The Macro: The AI Agent Space Is Crowded and Most of It Is Vaporware
I am going to say something that might get me in trouble. Most AI agent products do not work. Not in the way they are marketed, at least. The demos look incredible. The landing pages promise autonomous workflows that handle complex business processes end to end. And then you sign up, connect your tools, and discover that the agent can do about three things reliably and hallucinates on everything else.
The hype around AI agents has been building for two years and the gap between promise and reality remains enormous. Adept raised $350 million to build an AI that uses software the way humans do. Inflection raised $1.3 billion for a personal AI assistant. Neither product has become a daily-use tool for the average knowledge worker. The smaller players, the Bardeen and Zapier AI and Make AI cohort, have bolted agent features onto existing automation platforms with mixed results.
The fundamental challenge is not intelligence. The models are smart enough. The challenge is reliability at the edges. An agent that correctly processes 95% of tasks sounds great until you realize that the 5% failure rate means one in twenty actions goes wrong. In business operations, one wrong action can create a cascade of problems. Send the wrong Slack message to the wrong channel. Update the wrong field in a CRM record. Pull the wrong data for a financial report. The cost of fixing agent errors can exceed the cost of doing the work manually.
So the market is large, the demand is real, and the existing solutions mostly disappoint. That is either an opportunity or a warning depending on whether the next product actually works.
The companies I would watch in this space are Relevance AI, which is building agent workflows for specific business functions, and Lindy AI, which takes a similar approach to Doe with multi-agent orchestration. Both are serious products with real traction. The question for any new entrant is what they do differently and why it matters.
The Micro: Forty Integrations, SOC 2, and a Price Point That Demands Results
Doe is an AI operations platform that deploys agents to handle repetitive business tasks. You connect your tools, describe what you want done, and the agents execute across your stack. The pitch is “Work 5.0,” which is a branding choice I will set aside. The substance is more interesting than the branding.
Adrian Barbir is CEO and Richard Ou is CTO. They are part of Y Combinator’s Summer 2025 batch, based in San Francisco. The company was founded in January 2024, which gives them about 18 months of development time before their current launch push. That is a meaningful runway for an agent product because agent reliability requires iteration time. You cannot ship a reliable agent system in three months.
The integration count is 40+, which puts Doe in the upper range of agent platforms at this stage. The specific tools matter more than the count, and I could not verify the full list from the website. But broad integration coverage is table stakes for an agent product because agents are only as useful as the systems they can access.
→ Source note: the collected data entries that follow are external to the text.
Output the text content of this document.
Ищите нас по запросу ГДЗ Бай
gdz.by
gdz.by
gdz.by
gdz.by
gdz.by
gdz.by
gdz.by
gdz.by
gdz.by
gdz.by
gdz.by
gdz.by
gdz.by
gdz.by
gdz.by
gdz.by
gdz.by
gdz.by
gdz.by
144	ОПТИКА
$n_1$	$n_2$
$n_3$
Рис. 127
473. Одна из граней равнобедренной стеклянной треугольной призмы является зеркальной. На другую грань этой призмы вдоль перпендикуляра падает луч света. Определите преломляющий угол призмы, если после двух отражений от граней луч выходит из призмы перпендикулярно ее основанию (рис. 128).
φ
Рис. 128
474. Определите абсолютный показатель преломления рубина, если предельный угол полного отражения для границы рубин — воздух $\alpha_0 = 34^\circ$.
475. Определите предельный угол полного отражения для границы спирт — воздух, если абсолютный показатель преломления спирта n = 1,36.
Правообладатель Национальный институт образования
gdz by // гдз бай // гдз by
The compliance story is notable. SOC 2 Type II, HIPAA compliance, SSO, and SCIM support. For a startup this early, that is an unusually heavy investment in enterprise readiness. It signals that they are selling upmarket from day one. The $500 per user per month price point confirms this. They are not trying to be a $20 per month productivity tool. They are selling to teams where $500 per user is cheaper than the hours that user currently spends on manual operations work.
That math works if the agents actually save five or more hours per week. A knowledge worker at a mid-market company costs $60 to $100 per hour fully loaded. Five hours saved is $300 to $500 per week in labor value. At $500 per month, the product pays for itself in the first week if it delivers on the promise.
The dedicated tools, analytics, spreadsheets, and deep research, suggest that Doe is building proprietary capabilities alongside the integration layer. That is the right approach. Pure integration plays become commodity fast. Proprietary capabilities create moats.
What I cannot evaluate from the outside is the failure rate. How often do the agents make mistakes? How are errors surfaced and corrected? What happens when an agent encounters an edge case it has never seen before? These are the questions that separate real agent products from demo-ware. The enterprise compliance story tells me the team understands that errors in a business context have consequences. Whether the product handles those consequences gracefully is the open question.
The Verdict
Doe is making a bet that the AI agent market is ready for a premium product that actually works. The pricing, the compliance infrastructure, and the integration breadth all point toward a team that is building for enterprise adoption rather than consumer experimentation.
I respect the price point. In a market full of free trials and $20 per month subscriptions, charging $500 per user forces a conversation about value. Either the product saves enough time to justify the cost or it does not. There is no middle ground at that price. The customer will know within a month whether they are getting their money’s worth.
In thirty days, I want to know the average number of tasks per user per day. If users are running ten or more agent tasks daily, the product is sticky. If usage drops after the first week, the agents are not reliable enough to trust with real work.
In sixty days, the question is expansion within accounts. The first user at a company is the experiment. The second, third, and fourth users are the validation. If companies are buying additional seats, the product works. If they are not, one person tried it and the team decided it was not worth the cost.
In ninety days, I want to see case studies with specific time savings. Not “our customers save hours every week” but “this specific customer automated these specific workflows and saved this many hours.” Specificity is the antidote to agent hype. Doe’s price point demands it.